La manifestation a duré sept heures dans les rues de l’île principale, avec un slogan simple : “non à l’extradition”.

Parmis les habitants, avocat et magistrats, soutenus par les acteurs financiers et les deux principales associations de juristes de Hongkong, se sont exprimés dans les médias de façon anonyme.

Elle a progressé pacifiquement jusqu’à minuit, mais des incidents sont survenus par la suite.

Un petit groupe, qui cherchait à rester devant le Conseil législatif, s’est confronté aux forces de police.

Jets de bouteilles et barrières métalliques érigées d’un côté, contre gaz poivre et bâtons de la police.

Le reste de la nuit s’est déroulé sans affrontement majeur.

Cette mobilisation de masse reflète l’inquiétude de la population face à la loi d’extradition vers la Chine.

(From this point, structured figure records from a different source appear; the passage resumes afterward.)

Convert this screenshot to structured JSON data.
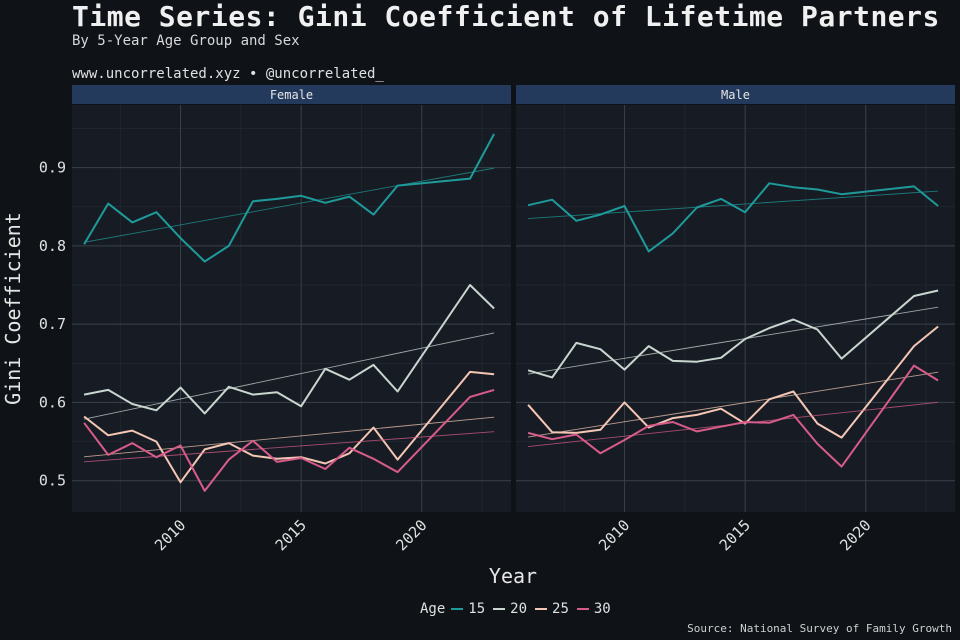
{
  "header": {
    "title": "Time Series: Gini Coefficient of Lifetime Partners",
    "subtitle": "By 5-Year Age Group and Sex",
    "credit": "www.uncorrelated.xyz • @uncorrelated_"
  },
  "footer": {
    "source": "Source: National Survey of Family Growth"
  },
  "chart_data": {
    "type": "line",
    "xlabel": "Year",
    "ylabel": "Gini Coefficient",
    "xlim": [
      2005.5,
      2023.7
    ],
    "ylim": [
      0.46,
      0.98
    ],
    "xticks": [
      2010,
      2015,
      2020
    ],
    "yticks": [
      0.5,
      0.6,
      0.7,
      0.8,
      0.9
    ],
    "ytick_labels": [
      "0.5",
      "0.6",
      "0.7",
      "0.8",
      "0.9"
    ],
    "grid": true,
    "legend": {
      "title": "Age",
      "placement": "bottom"
    },
    "colors": {
      "15": "#1f9a9a",
      "20": "#c9d6cf",
      "25": "#f4c6b4",
      "30": "#d85c8a"
    },
    "trend_lines": "linear fit per series (thin)",
    "facets": [
      {
        "label": "Female",
        "x": [
          2006,
          2007,
          2008,
          2009,
          2010,
          2011,
          2012,
          2013,
          2014,
          2015,
          2016,
          2017,
          2018,
          2019,
          2022,
          2023
        ],
        "series": [
          {
            "name": "15",
            "values": [
              0.802,
              0.854,
              0.83,
              0.843,
              0.81,
              0.78,
              0.8,
              0.857,
              0.86,
              0.864,
              0.855,
              0.863,
              0.84,
              0.877,
              0.886,
              0.943
            ]
          },
          {
            "name": "20",
            "values": [
              0.61,
              0.616,
              0.598,
              0.59,
              0.619,
              0.586,
              0.62,
              0.61,
              0.613,
              0.595,
              0.643,
              0.629,
              0.648,
              0.614,
              0.75,
              0.72
            ]
          },
          {
            "name": "25",
            "values": [
              0.582,
              0.558,
              0.564,
              0.55,
              0.498,
              0.54,
              0.548,
              0.532,
              0.528,
              0.53,
              0.522,
              0.535,
              0.568,
              0.527,
              0.639,
              0.636
            ]
          },
          {
            "name": "30",
            "values": [
              0.574,
              0.533,
              0.548,
              0.53,
              0.545,
              0.487,
              0.527,
              0.551,
              0.524,
              0.529,
              0.515,
              0.542,
              0.528,
              0.511,
              0.607,
              0.616
            ]
          }
        ]
      },
      {
        "label": "Male",
        "x": [
          2006,
          2007,
          2008,
          2009,
          2010,
          2011,
          2012,
          2013,
          2014,
          2015,
          2016,
          2017,
          2018,
          2019,
          2022,
          2023
        ],
        "series": [
          {
            "name": "15",
            "values": [
              0.852,
              0.859,
              0.832,
              0.84,
              0.851,
              0.793,
              0.816,
              0.849,
              0.86,
              0.843,
              0.88,
              0.875,
              0.872,
              0.866,
              0.876,
              0.851
            ]
          },
          {
            "name": "20",
            "values": [
              0.641,
              0.632,
              0.676,
              0.668,
              0.642,
              0.672,
              0.653,
              0.652,
              0.657,
              0.681,
              0.695,
              0.706,
              0.693,
              0.656,
              0.736,
              0.743
            ]
          },
          {
            "name": "25",
            "values": [
              0.597,
              0.562,
              0.561,
              0.565,
              0.6,
              0.568,
              0.58,
              0.584,
              0.592,
              0.573,
              0.604,
              0.614,
              0.573,
              0.555,
              0.672,
              0.697
            ]
          },
          {
            "name": "30",
            "values": [
              0.561,
              0.553,
              0.559,
              0.535,
              0.552,
              0.57,
              0.575,
              0.563,
              0.569,
              0.575,
              0.574,
              0.584,
              0.547,
              0.518,
              0.647,
              0.628
            ]
          }
        ]
      }
    ]
  }
}
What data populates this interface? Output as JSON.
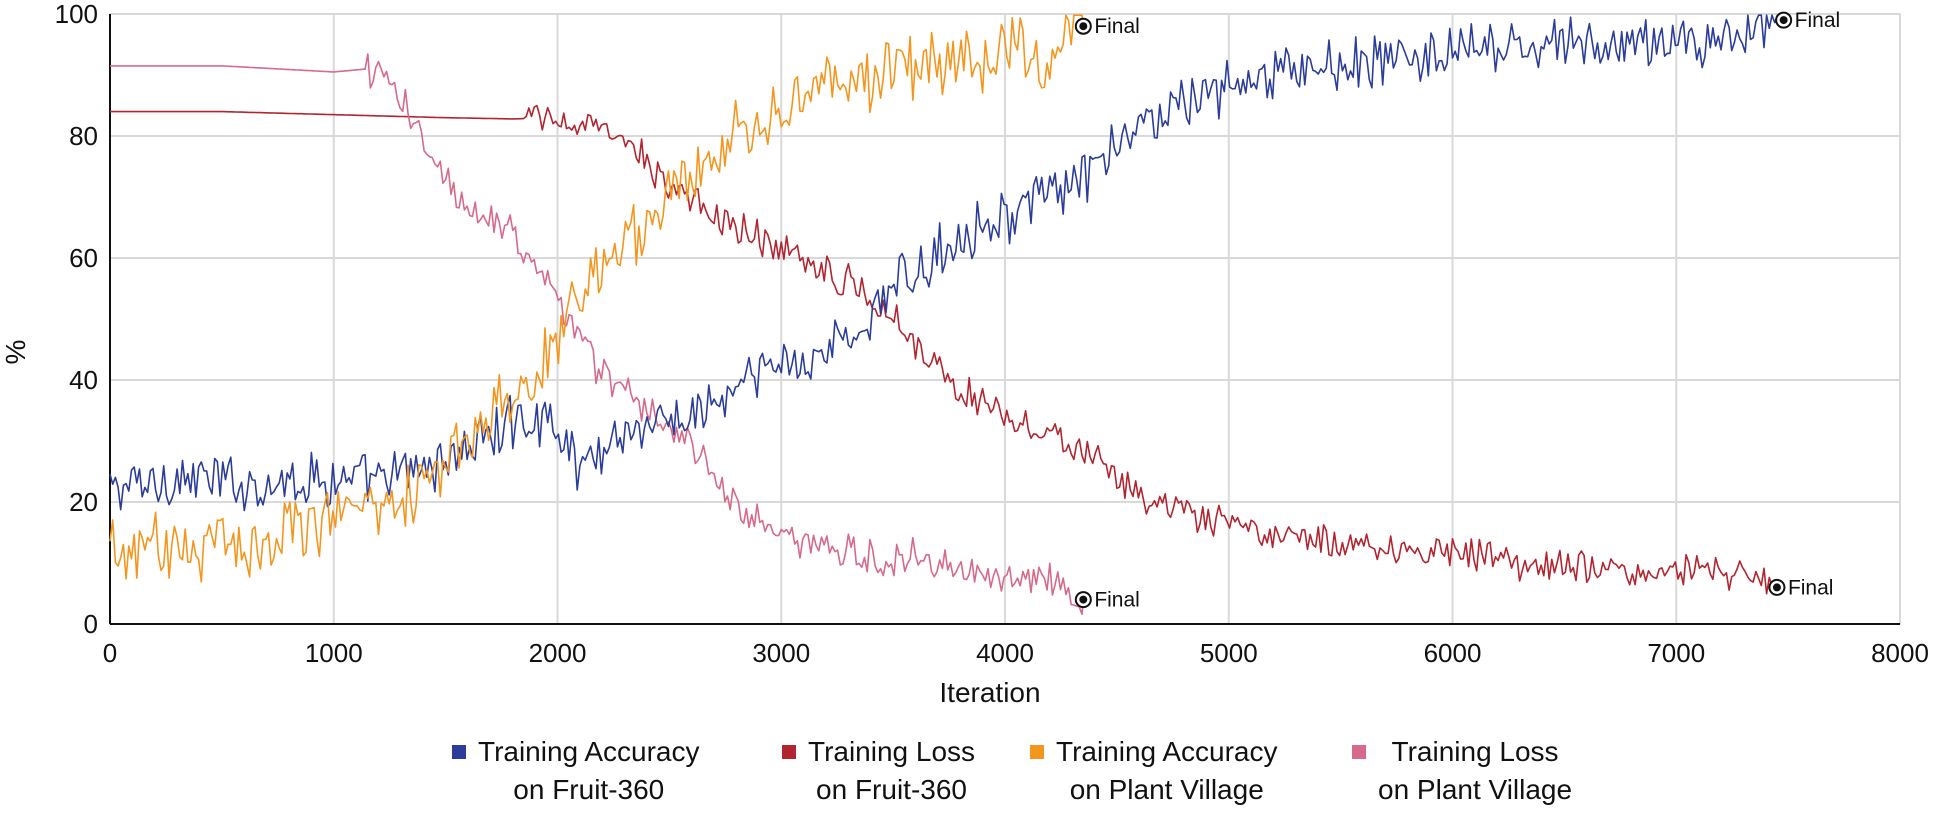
{
  "chart_data": {
    "type": "line",
    "xlabel": "Iteration",
    "ylabel": "%",
    "xlim": [
      0,
      8000
    ],
    "ylim": [
      0,
      100
    ],
    "xticks": [
      "0",
      "1000",
      "2000",
      "3000",
      "4000",
      "5000",
      "6000",
      "7000",
      "8000"
    ],
    "yticks": [
      "0",
      "20",
      "40",
      "60",
      "80",
      "100"
    ],
    "grid": true,
    "legend_position": "bottom",
    "series": [
      {
        "name": "Training Accuracy on Fruit-360",
        "legend_lines": [
          "Training Accuracy",
          "on Fruit-360"
        ],
        "color": "#2b3d9a",
        "end": [
          7480,
          99
        ],
        "final_label": "Final",
        "keypoints": [
          [
            0,
            22
          ],
          [
            300,
            24
          ],
          [
            600,
            23
          ],
          [
            900,
            24
          ],
          [
            1200,
            23
          ],
          [
            1500,
            27
          ],
          [
            1800,
            33
          ],
          [
            1950,
            34
          ],
          [
            2100,
            26
          ],
          [
            2300,
            32
          ],
          [
            2500,
            33
          ],
          [
            2650,
            35
          ],
          [
            2800,
            38
          ],
          [
            2950,
            42
          ],
          [
            3150,
            44
          ],
          [
            3350,
            48
          ],
          [
            3500,
            55
          ],
          [
            3650,
            59
          ],
          [
            3800,
            64
          ],
          [
            4000,
            67
          ],
          [
            4200,
            70
          ],
          [
            4400,
            74
          ],
          [
            4550,
            80
          ],
          [
            4700,
            84
          ],
          [
            4900,
            87
          ],
          [
            5100,
            89
          ],
          [
            5300,
            91
          ],
          [
            5600,
            92
          ],
          [
            5900,
            93
          ],
          [
            6200,
            94
          ],
          [
            6500,
            95
          ],
          [
            6800,
            95
          ],
          [
            7100,
            96
          ],
          [
            7300,
            96
          ],
          [
            7480,
            99
          ]
        ],
        "noise": 3.5
      },
      {
        "name": "Training Loss on Fruit-360",
        "legend_lines": [
          "Training Loss",
          "on Fruit-360"
        ],
        "color": "#b22530",
        "end": [
          7450,
          6
        ],
        "final_label": "Final",
        "keypoints": [
          [
            0,
            84
          ],
          [
            500,
            84
          ],
          [
            1000,
            83.5
          ],
          [
            1500,
            83
          ],
          [
            1800,
            82.8
          ],
          [
            2000,
            83
          ],
          [
            2150,
            81
          ],
          [
            2300,
            79
          ],
          [
            2450,
            74
          ],
          [
            2600,
            69
          ],
          [
            2800,
            65
          ],
          [
            3000,
            62
          ],
          [
            3200,
            58
          ],
          [
            3350,
            55
          ],
          [
            3500,
            51
          ],
          [
            3650,
            44
          ],
          [
            3800,
            38
          ],
          [
            4000,
            35
          ],
          [
            4200,
            31
          ],
          [
            4400,
            27
          ],
          [
            4550,
            22
          ],
          [
            4700,
            19
          ],
          [
            4900,
            17
          ],
          [
            5100,
            15
          ],
          [
            5300,
            14
          ],
          [
            5600,
            13
          ],
          [
            5900,
            12
          ],
          [
            6100,
            12
          ],
          [
            6300,
            10
          ],
          [
            6600,
            9
          ],
          [
            6900,
            9
          ],
          [
            7200,
            9
          ],
          [
            7450,
            6
          ]
        ],
        "noise": 2.2,
        "flat_until": 1850
      },
      {
        "name": "Training Accuracy on Plant Village",
        "legend_lines": [
          "Training Accuracy",
          "on Plant Village"
        ],
        "color": "#f4961e",
        "end": [
          4350,
          98
        ],
        "final_label": "Final",
        "keypoints": [
          [
            0,
            11
          ],
          [
            300,
            13
          ],
          [
            600,
            13
          ],
          [
            900,
            17
          ],
          [
            1100,
            20
          ],
          [
            1300,
            21
          ],
          [
            1500,
            26
          ],
          [
            1700,
            33
          ],
          [
            1900,
            40
          ],
          [
            2000,
            48
          ],
          [
            2150,
            57
          ],
          [
            2300,
            63
          ],
          [
            2450,
            69
          ],
          [
            2600,
            74
          ],
          [
            2800,
            80
          ],
          [
            3000,
            85
          ],
          [
            3200,
            88
          ],
          [
            3400,
            90
          ],
          [
            3600,
            91
          ],
          [
            3800,
            92
          ],
          [
            4000,
            93
          ],
          [
            4200,
            93
          ],
          [
            4350,
            98
          ]
        ],
        "noise": 4.5
      },
      {
        "name": "Training Loss on Plant Village",
        "legend_lines": [
          "Training Loss",
          "on Plant Village"
        ],
        "color": "#d76a8a",
        "end": [
          4350,
          4
        ],
        "final_label": "Final",
        "keypoints": [
          [
            0,
            91.5
          ],
          [
            500,
            91.5
          ],
          [
            1000,
            90.5
          ],
          [
            1150,
            91
          ],
          [
            1250,
            89
          ],
          [
            1350,
            82
          ],
          [
            1450,
            75
          ],
          [
            1600,
            69
          ],
          [
            1800,
            64
          ],
          [
            1950,
            56
          ],
          [
            2100,
            48
          ],
          [
            2200,
            41
          ],
          [
            2350,
            37
          ],
          [
            2500,
            33
          ],
          [
            2650,
            27
          ],
          [
            2800,
            19
          ],
          [
            3000,
            14
          ],
          [
            3200,
            12
          ],
          [
            3400,
            11
          ],
          [
            3600,
            11
          ],
          [
            3800,
            9
          ],
          [
            4000,
            8
          ],
          [
            4200,
            8
          ],
          [
            4350,
            4
          ]
        ],
        "noise": 2.5,
        "flat_until": 1150
      }
    ]
  }
}
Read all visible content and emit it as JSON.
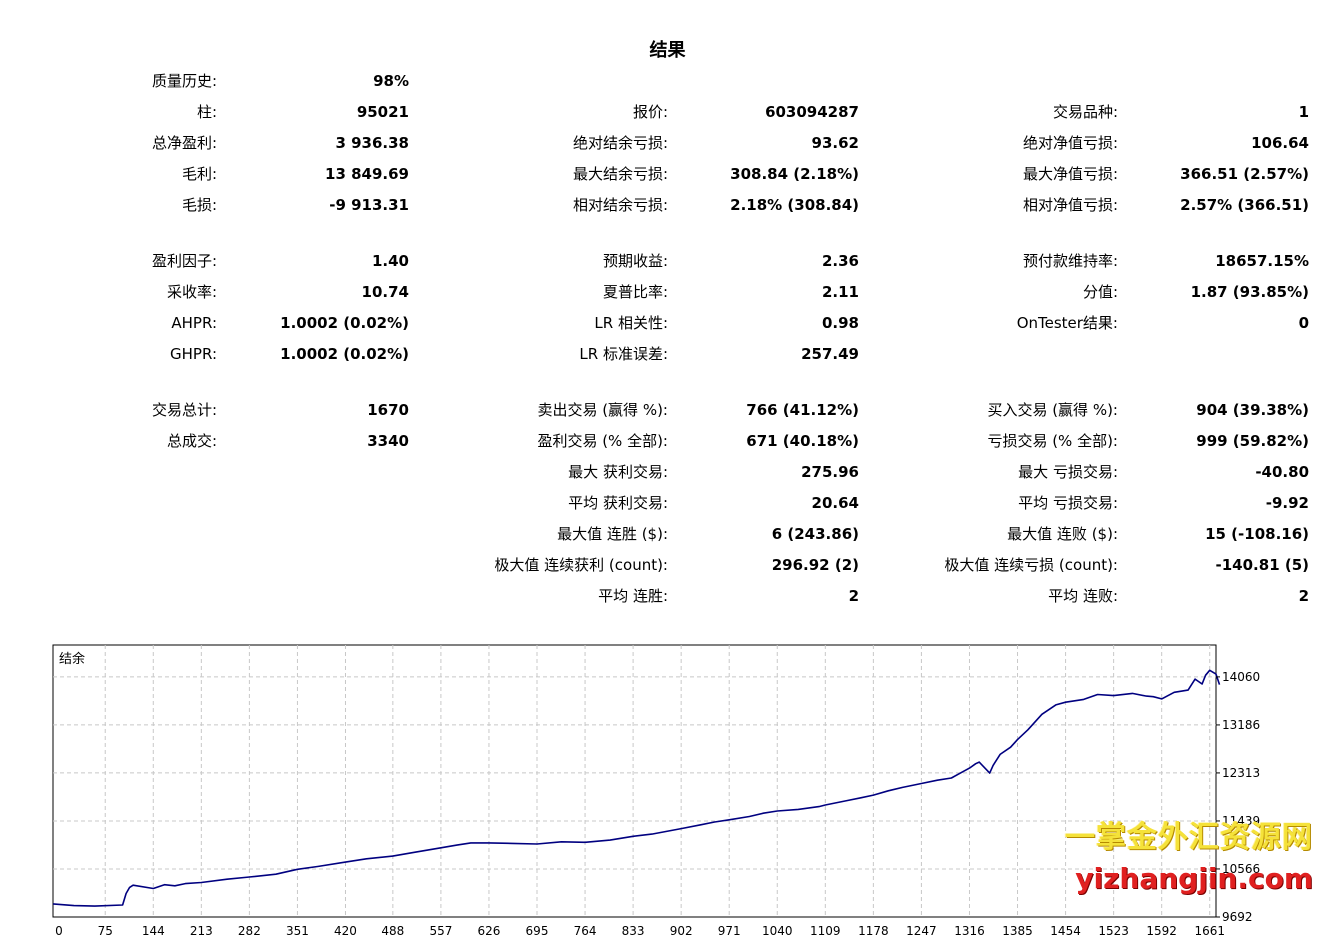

Effectivement, la loi lui ferait perdre une partie de sa semie-autonomie face aux autorités chinoises et la placerait sans défense face à un système judiciaire opaque et politisé.

L’inquiétude est d’autant plus forte qu’une série de disparitions “terrifiantes” a été observée ces derniers temps.

Ils s’agissait de personnalités hostiles au gouvernement chinois : un milliardaire, un groupe d’éditeurs notamment.

Quelques temps plus tard, ces personnes sont ré-apparues sur le continent, aux termes d’un séjour en détention.

Selon le gouvernement, ce rassemblement est « un exemple de la façon dont les habitants de Hongkong exercent leur liberté d’expression ».

Pour autant, il reste inflexible et appelle les parlementaires à continuer la discussion autours du projet de loi.